Tadea Arias de Enríquez by Goya, ca. 1789
This portrait presents the lady at full length, dressed in the fashion of the time in a tulle gown with lace details. Goya perfectly captures the translucence of the fabric, through which we see the shimmer of the pink skirt the sitter wears underneath. At her waist the lady wears a wide black tulle band, which is also semi-transparent, and on the waistband she has pinned a lovely cameo brooch. Her hair, its abundant dark curls falling over her shoulders, reflects the French fashion of the moment, and her attire is completed by pointed-toe slippers with silver decorations and lambskin gloves, whose supple texture Goya has masterfully captured. Goya presents his model as though the viewer had come upon her in the act of pulling on her right glove, a detail that gives the portrait a relaxed and informal air and has the effect of bringing us into her world. These were qualities for which Goya was very much appreciated as a portraitist, and which he had learned from his English contemporaries, whose work he would have been familiar with through prints.

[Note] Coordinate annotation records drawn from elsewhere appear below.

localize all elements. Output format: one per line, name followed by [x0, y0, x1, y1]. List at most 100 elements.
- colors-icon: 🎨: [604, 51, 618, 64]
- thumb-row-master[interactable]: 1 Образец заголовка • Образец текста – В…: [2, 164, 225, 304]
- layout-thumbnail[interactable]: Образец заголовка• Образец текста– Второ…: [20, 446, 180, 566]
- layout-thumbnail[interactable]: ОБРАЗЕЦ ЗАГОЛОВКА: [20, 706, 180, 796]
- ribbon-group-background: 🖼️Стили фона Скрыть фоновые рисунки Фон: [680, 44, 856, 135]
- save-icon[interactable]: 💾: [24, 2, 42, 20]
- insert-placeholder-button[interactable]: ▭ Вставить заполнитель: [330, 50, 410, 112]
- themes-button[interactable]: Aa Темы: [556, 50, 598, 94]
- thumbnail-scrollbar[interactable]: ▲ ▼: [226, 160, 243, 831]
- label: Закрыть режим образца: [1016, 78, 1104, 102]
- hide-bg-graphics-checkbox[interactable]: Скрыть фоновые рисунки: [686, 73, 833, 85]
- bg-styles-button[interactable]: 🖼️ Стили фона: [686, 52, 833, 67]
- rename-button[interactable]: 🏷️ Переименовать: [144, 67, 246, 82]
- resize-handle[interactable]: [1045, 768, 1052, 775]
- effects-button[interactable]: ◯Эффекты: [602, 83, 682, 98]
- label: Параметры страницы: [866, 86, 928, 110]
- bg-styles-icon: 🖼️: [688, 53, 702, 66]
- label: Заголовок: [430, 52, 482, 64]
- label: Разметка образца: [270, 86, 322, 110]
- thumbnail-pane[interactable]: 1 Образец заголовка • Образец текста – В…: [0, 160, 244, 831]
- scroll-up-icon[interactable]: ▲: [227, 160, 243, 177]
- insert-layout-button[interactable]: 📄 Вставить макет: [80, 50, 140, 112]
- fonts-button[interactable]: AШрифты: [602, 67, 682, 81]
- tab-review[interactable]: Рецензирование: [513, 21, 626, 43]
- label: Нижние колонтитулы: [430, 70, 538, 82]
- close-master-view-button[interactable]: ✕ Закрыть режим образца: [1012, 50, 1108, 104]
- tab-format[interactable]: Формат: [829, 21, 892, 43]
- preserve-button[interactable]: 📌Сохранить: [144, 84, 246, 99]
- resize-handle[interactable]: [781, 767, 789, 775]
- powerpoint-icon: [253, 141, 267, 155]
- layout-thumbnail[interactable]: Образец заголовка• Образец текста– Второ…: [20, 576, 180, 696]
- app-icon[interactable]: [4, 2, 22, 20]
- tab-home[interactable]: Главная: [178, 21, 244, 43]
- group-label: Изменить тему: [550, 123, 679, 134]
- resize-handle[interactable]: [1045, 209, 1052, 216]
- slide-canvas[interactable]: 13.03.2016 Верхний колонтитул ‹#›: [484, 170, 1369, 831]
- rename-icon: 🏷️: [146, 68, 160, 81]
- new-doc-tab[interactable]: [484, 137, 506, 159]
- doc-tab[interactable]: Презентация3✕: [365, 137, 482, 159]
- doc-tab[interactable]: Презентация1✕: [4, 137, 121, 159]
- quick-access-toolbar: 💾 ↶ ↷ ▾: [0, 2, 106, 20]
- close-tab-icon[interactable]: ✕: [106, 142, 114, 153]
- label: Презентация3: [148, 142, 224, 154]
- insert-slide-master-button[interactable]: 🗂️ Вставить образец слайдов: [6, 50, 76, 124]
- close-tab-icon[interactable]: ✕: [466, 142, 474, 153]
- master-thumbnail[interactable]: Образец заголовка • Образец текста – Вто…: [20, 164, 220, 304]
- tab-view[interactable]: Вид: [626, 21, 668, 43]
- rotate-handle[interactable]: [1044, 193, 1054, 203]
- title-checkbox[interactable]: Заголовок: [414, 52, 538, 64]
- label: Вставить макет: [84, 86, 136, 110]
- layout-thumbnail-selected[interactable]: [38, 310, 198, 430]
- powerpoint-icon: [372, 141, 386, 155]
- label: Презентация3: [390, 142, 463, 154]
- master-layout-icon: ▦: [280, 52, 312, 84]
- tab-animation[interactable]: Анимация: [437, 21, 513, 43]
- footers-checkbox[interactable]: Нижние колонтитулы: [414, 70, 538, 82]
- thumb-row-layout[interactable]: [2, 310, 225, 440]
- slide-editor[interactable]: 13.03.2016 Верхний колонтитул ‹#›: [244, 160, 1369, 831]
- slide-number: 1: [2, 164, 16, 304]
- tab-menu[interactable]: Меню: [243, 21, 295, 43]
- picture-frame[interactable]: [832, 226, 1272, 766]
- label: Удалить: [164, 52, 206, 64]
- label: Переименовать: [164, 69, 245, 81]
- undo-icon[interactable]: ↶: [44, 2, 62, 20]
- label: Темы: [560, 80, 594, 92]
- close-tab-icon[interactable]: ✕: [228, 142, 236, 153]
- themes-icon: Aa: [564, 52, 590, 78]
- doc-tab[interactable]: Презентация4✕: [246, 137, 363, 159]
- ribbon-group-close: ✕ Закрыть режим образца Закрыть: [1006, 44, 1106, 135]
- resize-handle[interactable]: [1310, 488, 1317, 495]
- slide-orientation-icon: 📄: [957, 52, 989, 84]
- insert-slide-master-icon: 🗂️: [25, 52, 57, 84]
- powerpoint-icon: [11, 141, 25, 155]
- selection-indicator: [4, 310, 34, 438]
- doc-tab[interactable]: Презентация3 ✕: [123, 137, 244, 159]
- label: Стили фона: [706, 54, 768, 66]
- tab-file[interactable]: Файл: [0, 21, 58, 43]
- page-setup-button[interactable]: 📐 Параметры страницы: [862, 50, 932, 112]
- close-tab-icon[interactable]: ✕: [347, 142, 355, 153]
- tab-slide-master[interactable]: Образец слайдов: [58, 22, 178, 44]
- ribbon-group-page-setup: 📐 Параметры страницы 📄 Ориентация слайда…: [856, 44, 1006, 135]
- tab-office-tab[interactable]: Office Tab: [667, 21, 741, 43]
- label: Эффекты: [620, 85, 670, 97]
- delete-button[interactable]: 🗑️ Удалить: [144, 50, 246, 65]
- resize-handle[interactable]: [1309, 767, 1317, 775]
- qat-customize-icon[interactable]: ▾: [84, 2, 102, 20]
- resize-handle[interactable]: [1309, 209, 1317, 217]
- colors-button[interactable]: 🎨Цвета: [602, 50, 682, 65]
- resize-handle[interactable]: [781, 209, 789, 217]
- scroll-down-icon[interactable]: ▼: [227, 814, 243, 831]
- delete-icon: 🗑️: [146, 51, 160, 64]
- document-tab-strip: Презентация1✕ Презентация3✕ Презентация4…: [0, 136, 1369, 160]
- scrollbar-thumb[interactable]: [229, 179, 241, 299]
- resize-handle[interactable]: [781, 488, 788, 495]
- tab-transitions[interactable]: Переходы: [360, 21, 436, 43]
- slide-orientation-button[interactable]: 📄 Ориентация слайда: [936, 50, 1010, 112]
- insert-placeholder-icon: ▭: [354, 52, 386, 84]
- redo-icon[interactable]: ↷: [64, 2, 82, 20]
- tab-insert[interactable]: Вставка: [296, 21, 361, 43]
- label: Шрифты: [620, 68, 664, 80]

Another English touch is the idea of portraying her in a garden, which forms the backdrop of the painting. Behind the lady we see a large marble urn with a coat of arms, and farther back we have a glimpse of cool foliage, with the grayish-green of the trees and plants. The natural setting in which the lady is framed, combined with her attitude and pose, persuades us to see her beauty as fresh and spontaneous, rather than artificial and contrived-although paradoxically, it is clear that both her attire and the presentation obey social and pictorial conventions. All this, combined with the somewhat cool gray-green tones of the picture and the inexpressiveness of the lady’s face, in contrast with the great care taken with details such as the lace and embroidery on the dress and the coat of arms, have suggested to some the hand of another of the favorite portraitists of the House of Osuna, Goya’s friend Agustín Esteve (1753-ca. 1820), with whose pictorial technique there are unquestionable similarities here. Still, in 1786, Goya had painted his splendid portrait of the Marquesa de Pontejos (National Gallery, Washington, dc), which has similar characteristics, although the latter is a canvas of evident originality and brilliant technique, revealing a profound character study of the young subject.
Identification of the lady in this portrait was made possible by the very detailed coat of arms in the lower left corner of the painting. She is Tadea Arias, who was born in Castromocho, Palencia, in 1770. She married Tomás de León, a captain who had retired from the American Regiment, and when she was widowed she took a new husband in 1793: Pedro Antonio Enríquez y Bravo, a captain in the infantry and a counselor-for-life in Vélez-Málaga, where the couple made their residence. Tadea was widowed yet again, and again remarried, this third time to Fernando Villanueva y Pardos.
The coat of arms, of the house of Arías joined to the house of León, indicates almost certainly that the portrait was done during Tadea’s first marriage-perhaps, indeed, specifically for that occasion, which took place in 1789. Her first husband had belonged to one of the Duke of Osuna’s regiments, and his brother was the administrator of the Duchess of Jabalquinto’s family’s assets. Pedro de Alcántara Tellez Girón y Beaufort Spontin (1810-1844), tenth Duke of Osuna and possessor of more noble titles and rents than any other person of his time, was one of Goya’s most important clients, and that may explain the connection between Tadea Arias, a member of the lesser nobility, and Goya (Mena Marqués, M.: El Greco to Goya. Masterpieces from the Prado Museum, Museo de Arte de Ponce, 2012, p. 128).